Research Imperatives
The underlying research question was: how does the “walked” or “felt” landscape, as opposed to the landscape of the technical sublime and the virtual environment, influence the point of view of the viewer and their location in relation to the image/object/video?

Other Relevant Details:
Project methods
The project began when Sear started to collect branches and twigs from Cuckoo Wood, close to her home in Wales. The title is a nod to the French Surrealist writer and ethnographer Michel Leiris’s 1966 work of the same name.

Methodologies were employed with a particular focus on the role of the artist as an activator of the viewed experience of the artwork. Literary references include the writers Timothy Morton, Roger Callois and Henry David Thoreau.

Brisées, form part of an enduring multi-media exploration of both the human and animal body, and their relationships with landscape. Figures, photographed in the act of cutting, are themselves consumed by their surrounding environments. Sourced from the Internet, and digitally manipulated, tensions between exterior and interior and vision and touch, are explored in an attempt to bring the viewing body back into the act of looking.

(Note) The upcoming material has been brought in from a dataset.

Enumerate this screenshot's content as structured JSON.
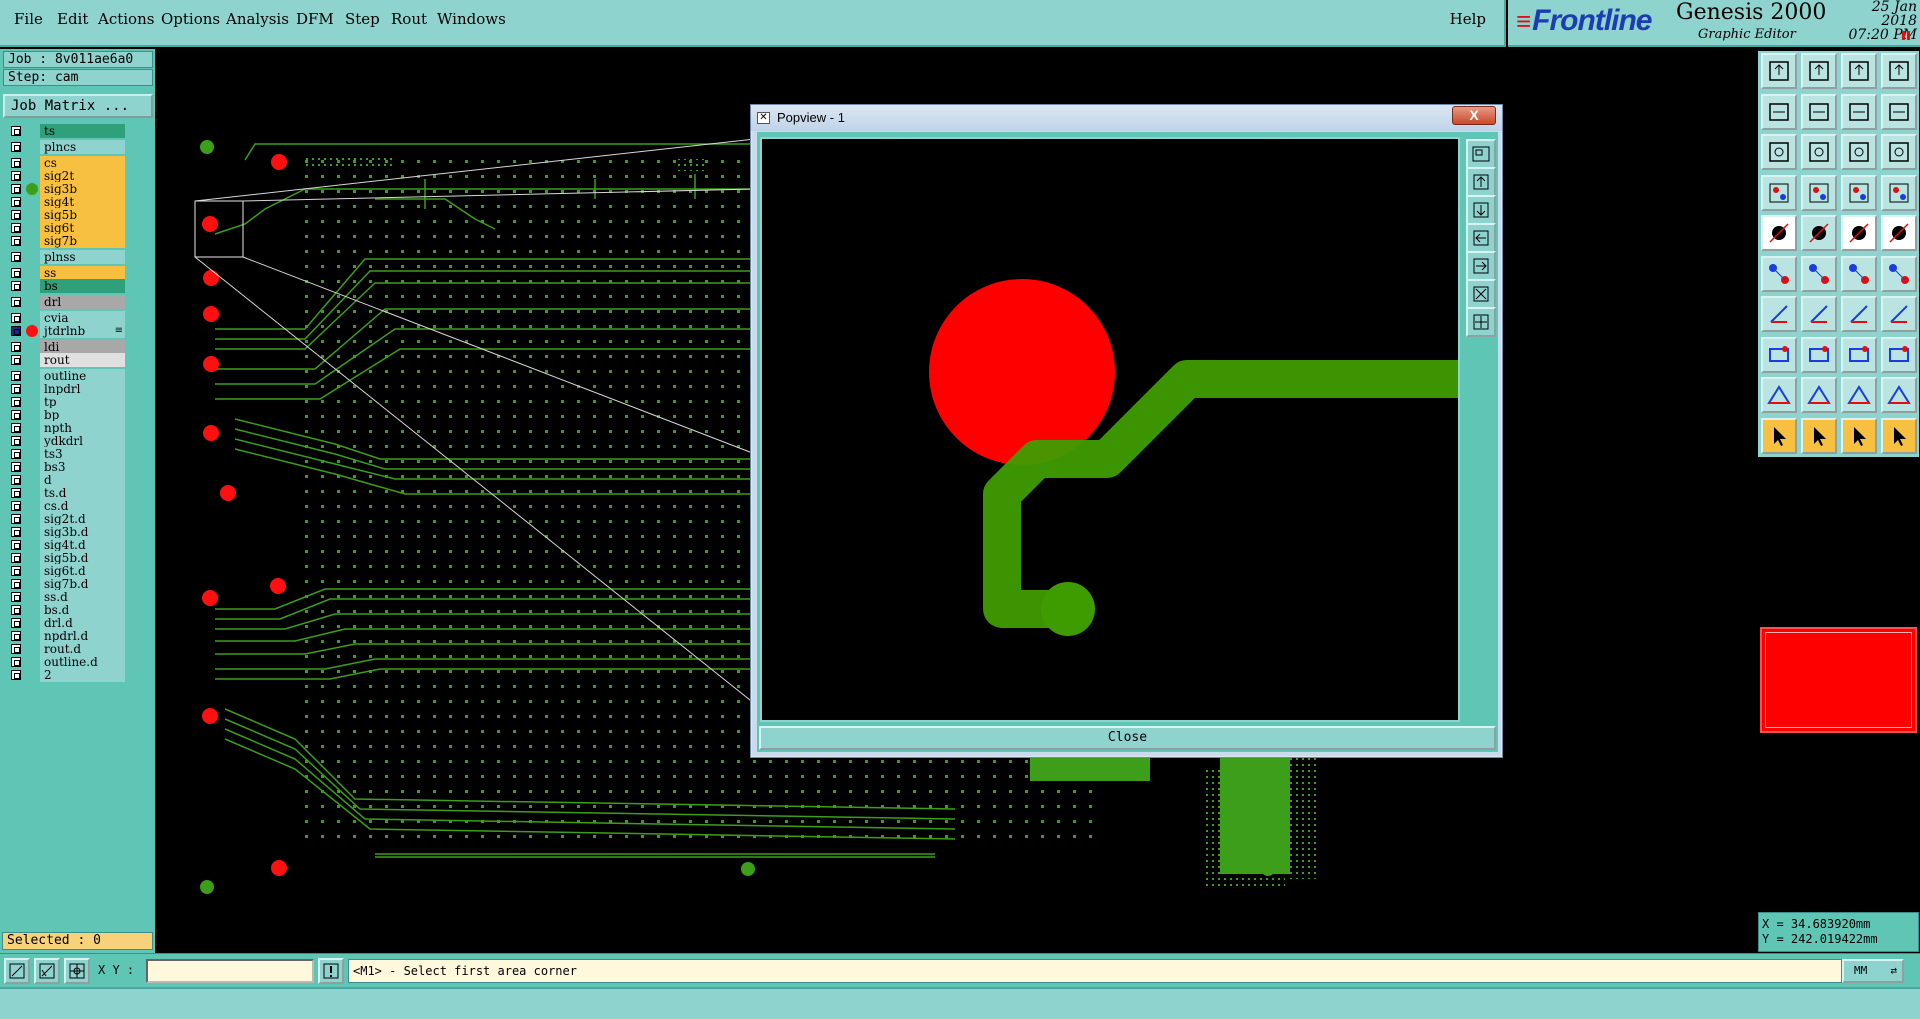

The monochrome, often pixelated images of woodlands in the book are sourced from the internet following a Google image search for the word ‘tree surgeon’. Each image features a placed orb which sometimes covers half of the picture surface. These spheres or distended egg-shapes appear arbitrarily placed but are delicately balanced in stripped ‘tree crowns’ through careful and deliberate positioning by the artist. Many of the images show ropes and ladders trailing inside the orbs as clues to their origin and hinting at the obscured figure.

Oriel Davies Gallery Newtown February 2nd – April 17th ( (verified 25-09-2013) Oriel Plas Glyn-y- Weddw: May 5th- June 30th
Bay Art Cardiff: May 25th -21st June
Oriel Wrecsam: July 6 – August 31st
“Witnessing The Wilderness” (group exhibition) Wimbledon Space April 2013.